Home, as his mother loudly announced was only a few minutes away, round one corner into a narrow street, then another, and they were there in a big pale yellow house, with curly windows and grandma was inside and the hugging started again. Grandma didn’t look the same. She had grown smaller, and her hair was streaked grey and white and black, but he remembered the softness of her voice, which had a kind of lilting music. He was going to have his own room she told him, but not here. Here he would share with Stefcia, which he didn’t mind at all, since they chatted like old mates w
ay into the night. First though, there was dinner at the huge linen-covered table that sparkled with silver and crystal. He watched his grandmother light candles and mutter some strange incantation as she wafted the smoke of the candles towards her. He noticed his mother and Grandpa exchanging looks and then a shrug and then they were all eating, and Grandma explained to him that she had been praying, welcoming in the Sabbath and thanking God for the good things they were about to eat. His grandfather seemed a little impatient with God and made a joke, saying that women always turned to him and to ritual when their men failed them. His grandfather was always making jokes Bruno wasn’t too sure he understood. But Grandpa gave him wine to drink, which made him feel very grown up.
Later while he was laying out a game of solitaire his grandfather had shown him how to play, he overheard him talking to his mother. Talking about his uncle Pawel whom he had met once but when he was so little he didn’t remember. ‘She holds it against me,’ his grandfather said. ‘Pawel doesn’t want to leave France, even though there are problems with papers, and his law studies are at an end, and there’s little money. He’s taken up with a French woman on top of all that. So she wants me to go and fetch him, bring him home at once, but you know your brother. If he’s set his mind on something, I’m not going to convince him.

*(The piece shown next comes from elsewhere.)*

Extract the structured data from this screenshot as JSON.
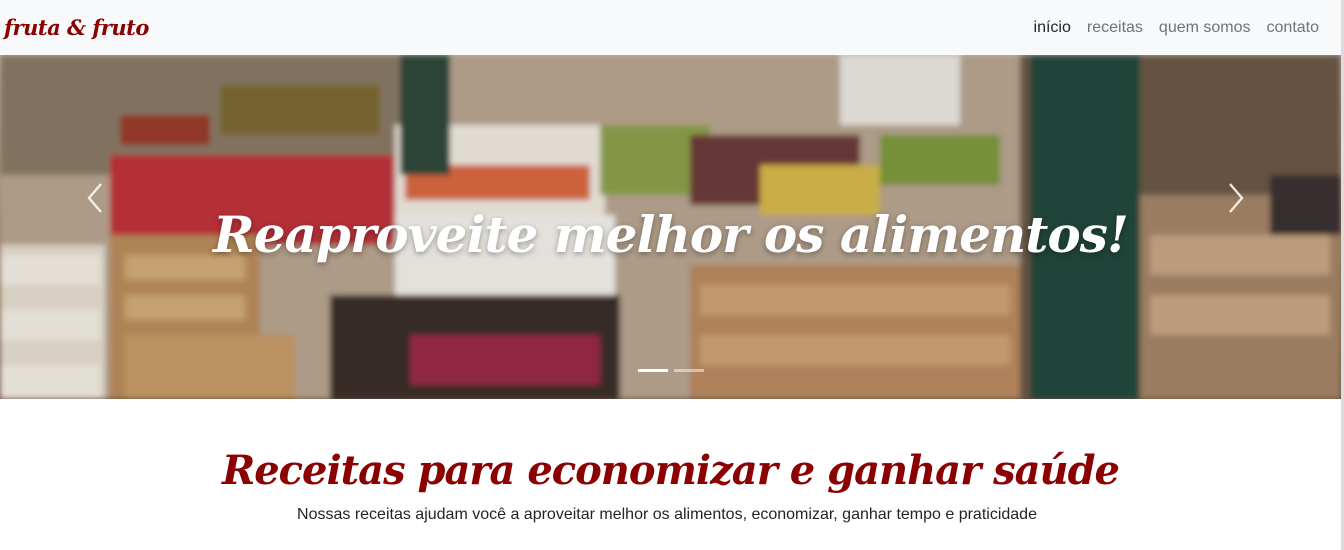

Maybe Otto would have some effect.’
At which his mother burst into tears. ‘Do you know where those pigs have taken my Otto?’
Bruno rushed over to comfort her. She held him so tightly he couldn’t breathe.

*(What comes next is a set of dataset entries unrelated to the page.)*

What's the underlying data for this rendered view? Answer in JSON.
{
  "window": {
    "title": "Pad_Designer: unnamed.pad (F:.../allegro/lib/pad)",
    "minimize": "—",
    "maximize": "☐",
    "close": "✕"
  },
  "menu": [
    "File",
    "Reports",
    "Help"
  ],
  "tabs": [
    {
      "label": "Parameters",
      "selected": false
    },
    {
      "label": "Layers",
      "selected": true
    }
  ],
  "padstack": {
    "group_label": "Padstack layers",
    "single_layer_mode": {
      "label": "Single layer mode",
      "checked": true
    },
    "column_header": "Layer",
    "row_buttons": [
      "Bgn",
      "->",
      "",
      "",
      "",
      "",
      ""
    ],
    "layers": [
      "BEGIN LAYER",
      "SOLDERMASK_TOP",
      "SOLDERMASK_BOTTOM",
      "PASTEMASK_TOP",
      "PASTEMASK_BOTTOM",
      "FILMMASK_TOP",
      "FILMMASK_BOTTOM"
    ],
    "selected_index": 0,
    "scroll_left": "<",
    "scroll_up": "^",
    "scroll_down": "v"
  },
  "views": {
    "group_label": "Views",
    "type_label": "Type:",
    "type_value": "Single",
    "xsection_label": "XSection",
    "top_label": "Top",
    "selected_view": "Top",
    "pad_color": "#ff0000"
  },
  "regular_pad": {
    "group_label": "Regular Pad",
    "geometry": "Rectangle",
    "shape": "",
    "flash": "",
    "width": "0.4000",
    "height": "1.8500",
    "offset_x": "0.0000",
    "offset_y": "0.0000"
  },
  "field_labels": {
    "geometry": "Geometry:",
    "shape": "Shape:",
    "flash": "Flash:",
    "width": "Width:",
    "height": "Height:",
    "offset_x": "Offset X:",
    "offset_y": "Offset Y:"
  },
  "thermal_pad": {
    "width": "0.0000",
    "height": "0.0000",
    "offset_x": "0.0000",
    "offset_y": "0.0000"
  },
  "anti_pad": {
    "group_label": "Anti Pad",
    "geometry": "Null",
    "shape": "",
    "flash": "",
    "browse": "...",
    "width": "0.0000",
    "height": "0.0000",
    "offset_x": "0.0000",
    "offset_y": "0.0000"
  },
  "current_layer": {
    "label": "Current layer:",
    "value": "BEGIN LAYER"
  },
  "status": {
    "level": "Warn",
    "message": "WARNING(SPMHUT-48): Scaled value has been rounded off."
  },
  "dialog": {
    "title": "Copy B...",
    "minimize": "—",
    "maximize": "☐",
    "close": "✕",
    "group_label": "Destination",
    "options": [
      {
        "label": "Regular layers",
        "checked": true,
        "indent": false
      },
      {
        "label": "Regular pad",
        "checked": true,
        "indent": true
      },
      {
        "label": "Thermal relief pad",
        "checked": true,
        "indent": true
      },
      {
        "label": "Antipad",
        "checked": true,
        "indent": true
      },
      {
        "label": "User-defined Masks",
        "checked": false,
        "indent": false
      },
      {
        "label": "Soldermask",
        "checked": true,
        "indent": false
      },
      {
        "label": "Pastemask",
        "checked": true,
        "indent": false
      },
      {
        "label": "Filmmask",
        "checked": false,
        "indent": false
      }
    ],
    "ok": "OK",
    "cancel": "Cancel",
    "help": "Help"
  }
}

That night, when Stefcia wanted him to say his prayers along with her, he held back. He hadn’t done so before. There had seemed little harm in making Stefcia happy by saying the occasional ‘Hail Mary’ with her when she popped into a church on a whim. Or offering the evening prayer she recommended. But somehow, the proximity of his grandmother and those other prayers, the whole stormy matter of how he was a Jew, now made these prayers, which he knew were Catholic, seem wrong.